L'investissement public peut-il sauver le plan Juncker ?

Par Romaric Godin  |   |  570  mots
La Commission pourrait ne pas prendre en compte les investissements dans le plan Juncker pour le calcul du déficit.
Jean-Claude Juncker a promis d'exclure du calcul des déficits les contributions des Etats à son plan d'investissement. Un élément décisif ?

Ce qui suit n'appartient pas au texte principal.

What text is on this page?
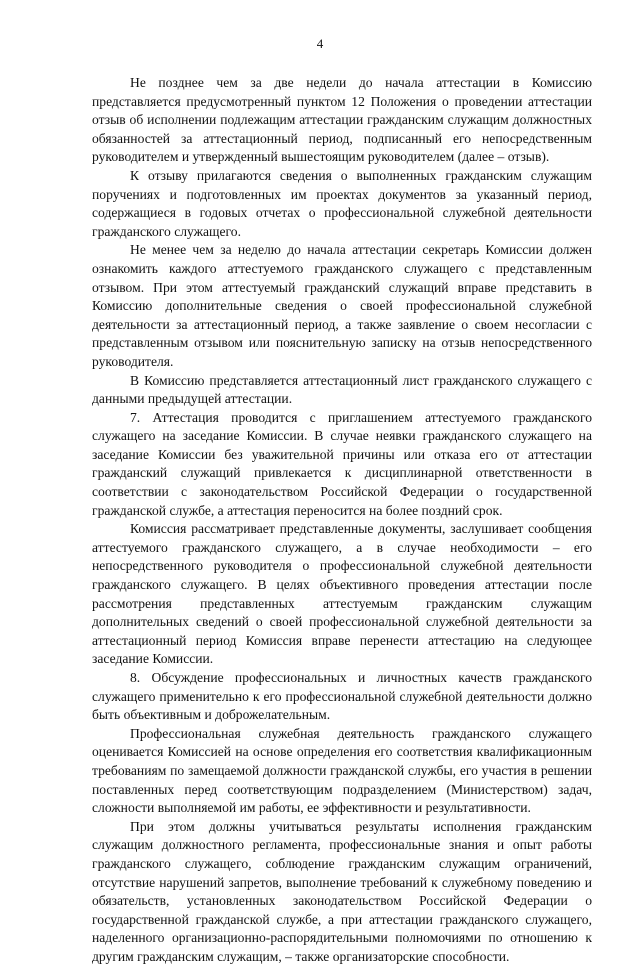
4

Не позднее чем за две недели до начала аттестации в Комиссию представляется предусмотренный пунктом 12 Положения о проведении аттестации отзыв об исполнении подлежащим аттестации гражданским служащим должностных обязанностей за аттестационный период, подписанный его непосредственным руководителем и утвержденный вышестоящим руководителем (далее – отзыв).

К отзыву прилагаются сведения о выполненных гражданским служащим поручениях и подготовленных им проектах документов за указанный период, содержащиеся в годовых отчетах о профессиональной служебной деятельности гражданского служащего.

Не менее чем за неделю до начала аттестации секретарь Комиссии должен ознакомить каждого аттестуемого гражданского служащего с представленным отзывом. При этом аттестуемый гражданский служащий вправе представить в Комиссию дополнительные сведения о своей профессиональной служебной деятельности за аттестационный период, а также заявление о своем несогласии с представленным отзывом или пояснительную записку на отзыв непосредственного руководителя.

В Комиссию представляется аттестационный лист гражданского служащего с данными предыдущей аттестации.

7. Аттестация проводится с приглашением аттестуемого гражданского служащего на заседание Комиссии. В случае неявки гражданского служащего на заседание Комиссии без уважительной причины или отказа его от аттестации гражданский служащий привлекается к дисциплинарной ответственности в соответствии с законодательством Российской Федерации о государственной гражданской службе, а аттестация переносится на более поздний срок.

Комиссия рассматривает представленные документы, заслушивает сообщения аттестуемого гражданского служащего, а в случае необходимости – его непосредственного руководителя о профессиональной служебной деятельности гражданского служащего. В целях объективного проведения аттестации после рассмотрения представленных аттестуемым гражданским служащим дополнительных сведений о своей профессиональной служебной деятельности за аттестационный период Комиссия вправе перенести аттестацию на следующее заседание Комиссии.

8. Обсуждение профессиональных и личностных качеств гражданского служащего применительно к его профессиональной служебной деятельности должно быть объективным и доброжелательным.

Профессиональная служебная деятельность гражданского служащего оценивается Комиссией на основе определения его соответствия квалификационным требованиям по замещаемой должности гражданской службы, его участия в решении поставленных перед соответствующим подразделением (Министерством) задач, сложности выполняемой им работы, ее эффективности и результативности.

При этом должны учитываться результаты исполнения гражданским служащим должностного регламента, профессиональные знания и опыт работы гражданского служащего, соблюдение гражданским служащим ограничений, отсутствие нарушений запретов, выполнение требований к служебному поведению и обязательств, установленных законодательством Российской Федерации о государственной гражданской службе, а при аттестации гражданского служащего, наделенного организационно-распорядительными полномочиями по отношению к другим гражданским служащим, – также организаторские способности.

Il existe beaucoup de raisons de ne pas croire à un effet notable au plan d'investissement lancé ce mercredi 26 novembre par Jean-Claude Juncker. Un point, cependant, semble positif : l'encouragement de la Commission aux Etats pour participer à ces investissements. Depuis des mois, le président du Conseil italien, Matteo Renzi, réclame que les investissements publics soient décomptés du calcul du déficit par la Commission. Le jeune et fougueux leader du centre-gauche italien aurait-il obtenu enfin gain de cause ? A voir.

Quelle exclusion ?

D'abord, si, lors de son discours devant le parlement, Jean-Claude Juncker a « promis de ne pas intégrer les contributions nationales dans le calcul du déficit », officiellement, la Commission se contente d'indiquer qu'elle « considérera de manière favorable de tels apports de capitaux aux Fonds. » Autrement dit, il n'y aurait là rien d'automatique. Comme souvent, le président de la Commission s'est peut-être un peu avancé et c'est le conseil européen qui décidera. Autrement dit, c'est Angela Merkel qui, comme souvent, aura le dernier mot. Berlin acceptera-t-il une exclusion automatique de ces sommes du calcul du déficit ? Rien n'est moins sûr, car c'est, sur le papier, contraire aux Traités, tant le pacte de stabilité que le pacte budgétaire. Si, Berlin refuse la promesse du président de la Commission, les pays en procédure de déficit excessif risquent de devoir se contenter de piocher dans l'existant, particulièrement les fonds structurels non utilisés, pour abonder au FEIS. Bruxelles a beaucoup insisté sur cette possibilité.

Tour de passe-passe ?

En prenant l'hypothèse la plus optimiste, celle d'une exclusion automatique des contributions nationales au FEIS dans le calcul du déficit, quelle forme prendra alors la bienveillance de la Commission ? C'est entendu, elle fermera les yeux sur ces sommes. Mais il n'empêche que le pacte de stabilité et le semestre européen seront toujours en vigueur. Autrement dit, en dehors de cette contribution, il faudra toujours consolider son budget. On est donc loin des demandes du printemps de Matteo Renzi. Car ce qui risque d'arriver, c'est que les Etats remplacent une partie de leurs investissements « nationaux » par des investissements dans le FEIS pour obtenir la bienveillance de la Commission. L'économie des pays en déficit gagnera-t-elle à ce tour de passe-passe ? C'est loin d'être sûr. L'argent qui ne sera plus investi directement dans le pays manquera à cette économie et ne reviendra qu'en partie via le FEIS. Le pari de Bruxelles, c'est que les investissements du FEIS sont plus efficients que ceux des Etats nationaux. C'est une croyance fort répandue à la Commission, mais les faits lui donneront-ils raison ?

Contradiction

Cette exclusion ne règle donc pas un des problèmes principaux de ce plan d'investissement. Son caractère contra-cyclique est en effet compensé par une politique profondément procyclique qui est celle du semestre européen. Ce que l'on donne généreusement d'une main, on risque bien de le reprendre de l'autre. Et l'on comprend que Matteo Renzi, pourtant toujours prompt à souligner ses victoires, même les plus étriquées, ne s'est pas montré prolixe sur le sujet. Au mieux, si ce plan est un « succès », son effet macroéconomique sera réduit. Comme toujours, il s'agissait surtout pour la Commission de créer un effet positif sur la confiance. Effet incertain compte tenu des faibles moyens concrets mis sur la table.